Security beefed up along Mizoram border after deportation of 8 Rohingya women

Security beefed up along Mizoram border after deportation of 8 Rohingya women

Security has been beefed up and patrolling by the state police and central forces intensified along the Mizoram-Myanmar border in view of the possibility of Rohingya Muslim ‘militants and refugees’ attempting to enter the state.

This has been followed up after Mizoram police deported eight Rohingiya women to neighbouring Assam following the arrest and their conviction in a court of law in Mizoram-Assam border Kolasib district.

Sources said the debate around ‘arrest’ and deportation of Rohingyas in Mizoram did not sustain much in the national media and otherwise among political circles due to ongoing elections in the country, but the issue is ‘serious’.

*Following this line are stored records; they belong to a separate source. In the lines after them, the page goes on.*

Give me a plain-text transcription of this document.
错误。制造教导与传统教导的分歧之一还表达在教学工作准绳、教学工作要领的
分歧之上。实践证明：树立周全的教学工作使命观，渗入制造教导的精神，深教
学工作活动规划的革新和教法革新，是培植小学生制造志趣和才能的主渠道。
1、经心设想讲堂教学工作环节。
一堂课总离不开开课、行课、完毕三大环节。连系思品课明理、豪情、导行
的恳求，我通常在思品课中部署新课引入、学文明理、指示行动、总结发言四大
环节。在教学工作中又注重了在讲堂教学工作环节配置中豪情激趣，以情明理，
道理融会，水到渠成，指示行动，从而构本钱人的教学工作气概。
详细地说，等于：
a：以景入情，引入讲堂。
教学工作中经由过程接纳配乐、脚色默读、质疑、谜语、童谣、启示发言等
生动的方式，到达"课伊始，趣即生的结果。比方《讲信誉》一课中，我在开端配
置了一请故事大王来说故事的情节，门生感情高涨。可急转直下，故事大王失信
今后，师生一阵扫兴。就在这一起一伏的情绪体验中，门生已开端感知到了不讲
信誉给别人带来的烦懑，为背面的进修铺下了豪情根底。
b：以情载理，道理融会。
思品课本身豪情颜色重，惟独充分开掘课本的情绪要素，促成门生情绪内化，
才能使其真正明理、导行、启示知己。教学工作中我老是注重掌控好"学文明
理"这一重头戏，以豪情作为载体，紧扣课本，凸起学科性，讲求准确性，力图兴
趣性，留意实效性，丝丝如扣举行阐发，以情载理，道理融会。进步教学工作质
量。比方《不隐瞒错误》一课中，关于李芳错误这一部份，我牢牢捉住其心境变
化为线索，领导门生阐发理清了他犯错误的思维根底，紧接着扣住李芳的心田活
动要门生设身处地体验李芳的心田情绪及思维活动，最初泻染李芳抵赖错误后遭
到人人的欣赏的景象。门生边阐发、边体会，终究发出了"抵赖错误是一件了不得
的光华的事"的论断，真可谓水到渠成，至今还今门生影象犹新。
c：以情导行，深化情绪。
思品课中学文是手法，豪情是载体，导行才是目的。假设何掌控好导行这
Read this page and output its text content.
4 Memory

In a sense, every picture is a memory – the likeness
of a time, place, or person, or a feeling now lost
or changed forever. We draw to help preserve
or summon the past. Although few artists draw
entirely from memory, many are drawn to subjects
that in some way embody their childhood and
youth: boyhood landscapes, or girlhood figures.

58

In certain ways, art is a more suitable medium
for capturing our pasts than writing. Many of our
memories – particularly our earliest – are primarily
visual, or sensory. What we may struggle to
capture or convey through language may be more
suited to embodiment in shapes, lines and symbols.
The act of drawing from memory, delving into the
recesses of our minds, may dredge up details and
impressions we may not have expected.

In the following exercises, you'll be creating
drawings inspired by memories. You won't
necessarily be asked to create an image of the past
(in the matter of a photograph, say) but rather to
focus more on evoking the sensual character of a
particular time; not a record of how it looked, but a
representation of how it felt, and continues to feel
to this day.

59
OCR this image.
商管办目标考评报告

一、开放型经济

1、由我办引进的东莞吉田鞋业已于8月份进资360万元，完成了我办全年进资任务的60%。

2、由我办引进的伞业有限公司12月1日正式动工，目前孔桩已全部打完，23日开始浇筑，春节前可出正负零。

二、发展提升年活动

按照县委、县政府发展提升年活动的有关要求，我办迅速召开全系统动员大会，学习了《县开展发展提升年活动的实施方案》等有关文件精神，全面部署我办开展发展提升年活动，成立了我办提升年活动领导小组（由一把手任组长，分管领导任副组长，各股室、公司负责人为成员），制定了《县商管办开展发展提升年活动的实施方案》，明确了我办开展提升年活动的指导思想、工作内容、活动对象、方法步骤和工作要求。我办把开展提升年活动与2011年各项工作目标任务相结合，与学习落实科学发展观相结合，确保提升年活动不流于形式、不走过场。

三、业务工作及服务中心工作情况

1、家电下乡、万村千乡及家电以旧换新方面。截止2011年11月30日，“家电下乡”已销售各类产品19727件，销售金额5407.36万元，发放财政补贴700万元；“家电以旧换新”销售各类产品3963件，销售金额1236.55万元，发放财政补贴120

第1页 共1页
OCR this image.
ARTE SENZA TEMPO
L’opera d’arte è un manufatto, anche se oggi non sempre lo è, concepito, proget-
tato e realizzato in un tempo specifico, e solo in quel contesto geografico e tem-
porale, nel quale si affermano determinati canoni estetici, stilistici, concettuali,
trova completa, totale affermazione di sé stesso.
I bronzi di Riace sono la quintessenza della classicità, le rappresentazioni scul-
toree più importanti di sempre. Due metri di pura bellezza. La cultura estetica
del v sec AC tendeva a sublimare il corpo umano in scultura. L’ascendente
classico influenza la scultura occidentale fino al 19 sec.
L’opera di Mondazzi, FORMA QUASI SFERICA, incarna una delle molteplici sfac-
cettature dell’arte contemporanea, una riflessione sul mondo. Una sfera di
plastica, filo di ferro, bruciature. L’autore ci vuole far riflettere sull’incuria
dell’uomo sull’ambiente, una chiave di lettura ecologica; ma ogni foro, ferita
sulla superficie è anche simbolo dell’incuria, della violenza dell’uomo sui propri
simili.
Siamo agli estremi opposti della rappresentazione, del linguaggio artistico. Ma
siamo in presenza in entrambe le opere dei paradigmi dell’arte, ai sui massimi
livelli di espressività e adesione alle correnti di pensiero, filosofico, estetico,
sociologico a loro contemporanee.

All eight of them did not carry valid travel documents and this shows they were ‘wrongly’ pushed into Mizoram by unscrupulous elements.

“This can be seen as a case of human trafficking also,” a source said.

Mizoram police have said that the Rohingiya women were arrested at Mizoram-Assam border Vairengte police check-gate and later tried in a local court of law.

Official sources in the state said the Mizoram police, paramilitary forces and intelligence agencies of both the central and state governments have taken cognizance of the matter and monitoring the security situation along the Myanmar border.

Mizoram shares a 404-km international border with Myanmar and a 318-km border with Bangladesh and hence has always remained vulnerable on the Rohingya issue.

The Rohingiya women – Toyabah Begum, Tasim, Noorkayash, Atariza, Swaminara Begum, Rubina, Sanwara Begum and Serkhu, all of them being women and the average age group could be 18 to 20 years.

They are said to have belonged to ‘Kutupalong refugee camp’ in Bangladesh’s Sabulara.

Apparently, they were ‘abducted’ and brought to Silchar to be pushed inside Mizoram.

Now, after the local court order they have been deported back to Assam.

In January this year, five members of one Rohingya family were deported to Myanmar after they were booked and tried for violating the Foreigners Act.

In October 2018, seven Myanmarese nationals, who were in detention in a Silchar jail in Assam – were similarly deported.